Alle 19 Männer wurden in Gewahrsam genommen, nachdem sie vor einem Richter erschienen waren, und werden wegen des Verdachts auf Menschenschmuggel, Mord, Körperverletzung und Folter untersucht.

Dies sind nicht die einzigen beeindruckenden Geschichten, die mit den spanischen Küsten verbunden sind.

Solarpix EPA

Im Juni begann die spanische Polizei mit den Ermittlungen, nachdem fünf Migrantenleichen im Meer vor den Balearischen Inseln mit gefesselten Händen und Füßen gefunden wurden.

Die erste Spekulation konzentrierte sich auf die Möglichkeit, dass sie getötet und über Bord geworfen wurden.

Die Familien der Verstorbenen, alle Somalier, berichteten später, dass die Anzahl der Toten mit einem Sterberitual in Verbindung gebracht wurde, da sie verhungert waren, während sie versuchten, nach Europa zu gelangen.

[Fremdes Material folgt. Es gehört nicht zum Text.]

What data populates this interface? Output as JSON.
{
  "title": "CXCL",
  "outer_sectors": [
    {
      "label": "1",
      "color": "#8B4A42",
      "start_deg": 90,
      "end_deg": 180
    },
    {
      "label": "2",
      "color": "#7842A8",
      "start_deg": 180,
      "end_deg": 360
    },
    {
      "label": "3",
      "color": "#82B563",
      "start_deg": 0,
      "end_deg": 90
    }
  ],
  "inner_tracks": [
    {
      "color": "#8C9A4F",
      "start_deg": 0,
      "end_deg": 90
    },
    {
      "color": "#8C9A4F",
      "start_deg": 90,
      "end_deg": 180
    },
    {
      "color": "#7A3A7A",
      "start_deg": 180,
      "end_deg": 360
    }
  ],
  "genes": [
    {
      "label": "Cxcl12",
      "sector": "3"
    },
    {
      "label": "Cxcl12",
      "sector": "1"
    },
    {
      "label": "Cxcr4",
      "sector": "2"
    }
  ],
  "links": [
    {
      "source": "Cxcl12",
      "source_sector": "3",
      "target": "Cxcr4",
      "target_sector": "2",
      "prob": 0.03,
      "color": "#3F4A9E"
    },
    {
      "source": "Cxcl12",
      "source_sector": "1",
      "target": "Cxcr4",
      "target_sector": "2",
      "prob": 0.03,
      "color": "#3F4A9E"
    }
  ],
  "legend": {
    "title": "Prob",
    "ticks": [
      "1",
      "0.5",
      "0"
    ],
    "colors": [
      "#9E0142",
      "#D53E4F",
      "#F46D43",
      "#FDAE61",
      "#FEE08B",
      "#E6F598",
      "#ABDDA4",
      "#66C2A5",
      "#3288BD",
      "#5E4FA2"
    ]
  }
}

Sie befanden sich auf einem Boot, das im Mai von der spanischen Küstenwache 62 Meilen vor Alicante gerettet wurde, mit 16 Überlebenden, die an Dehydration und anderen Gesundheitsproblemen litten, und einer Leiche an Bord.

Das Schiff hatte Algerien vor zwei Wochen verlassen, bevor es mit Motorproblemen konfrontiert wurde.

Während der Reise mussten sie nur eine Dattel am Tag essen und ihren eigenen Urin trinken, während Männer, deren Leichen im Meer gefunden wurden, Meerwasser tranken, um zu überleben.

Vertreter des Roten Kreuzes erklärten, dass einer der Geretteten Zahnpasta gegessen hatte, da dies das Einzige war, was er noch hatte.

“Er wollte die Tube nicht loslassen, als er das Ufer erreichte,” – fügten sie hinzu.

In diesem Jahr erreichten mehr als 125 alte Holzboote, bekannt als Pateras, Ibiza und Formentera mit insgesamt 2,094 Migranten an Bord.

Ungefähr die Hälfte von ihnen waren Algerier, und der Rest waren Subsahara-Afrikaner.

Migranten "Notfallsituation" auf den Kanarischen Inseln

Autor: Georgie English

BEAMTEN auf den Kanarischen Inseln fordern, dass der Notstand ausgerufen wird, um die wachsende Migrantenkrise zu bekämpfen.

Etwa 47,000 Menschen sind im letzten Jahr auf kleinen Booten auf die spanischen Inseln gekommen, und Beamte berichteten, dass die Anzahl unbegleiteter Minderjähriger fast dreimal die offizielle Kapazität erreicht hat.

Nur vom 1. Januar bis zum 15. Mai dieses Jahres erreichten 10,882 Menschen die Kanarischen Inseln auf dem Seeweg.

Unter ihnen viele Kinder, und die Regierung hat anerkannt, dass sie mit der Aufgabe, ihre Sicherheit zu gewährleisten, aufgrund der großen Zahl an Ankommenden konfrontiert sind.

Die beliebten Touristenziele können 1,737 migrantische Kinder aufnehmen.

Allerdings hat die Zahl der Migranten, die aus Westafrika über den Atlantischen Ozean ankommen, in letzter Zeit zugenommen, und jetzt befinden sich 5,017 Minderjährige im Archipel.

Beamte der Kanarischen Inseln haben sich offiziell an die spanische Regierung gewandt und gefordert, den Notstand in der Migrationsfrage auszurufen, nachdem diese Daten veröffentlicht wurden.

Der Notstandsdekret soll Berichten zufolge letzte Woche vom Ministerrat Spaniens genehmigt worden sein.

Das Ministerium für Jugend und Kinder soll offiziell einen Notstand ausrufen, der die Aktivierung einer Reform des Einwanderungsgesetzes ermöglichen würde.

Dies würde es ermöglichen, obdachlose Minderjährige von den Kanarischen Inseln auf das europäische Festland Spanien umzusiedeln.

Dies geschah, nachdem die Regierung anerkannt hatte, dass der Zustrom von Einwanderern, die auf die Kanarischen Inseln kommen, ein 'Sicherheitsrisiko' darstellt.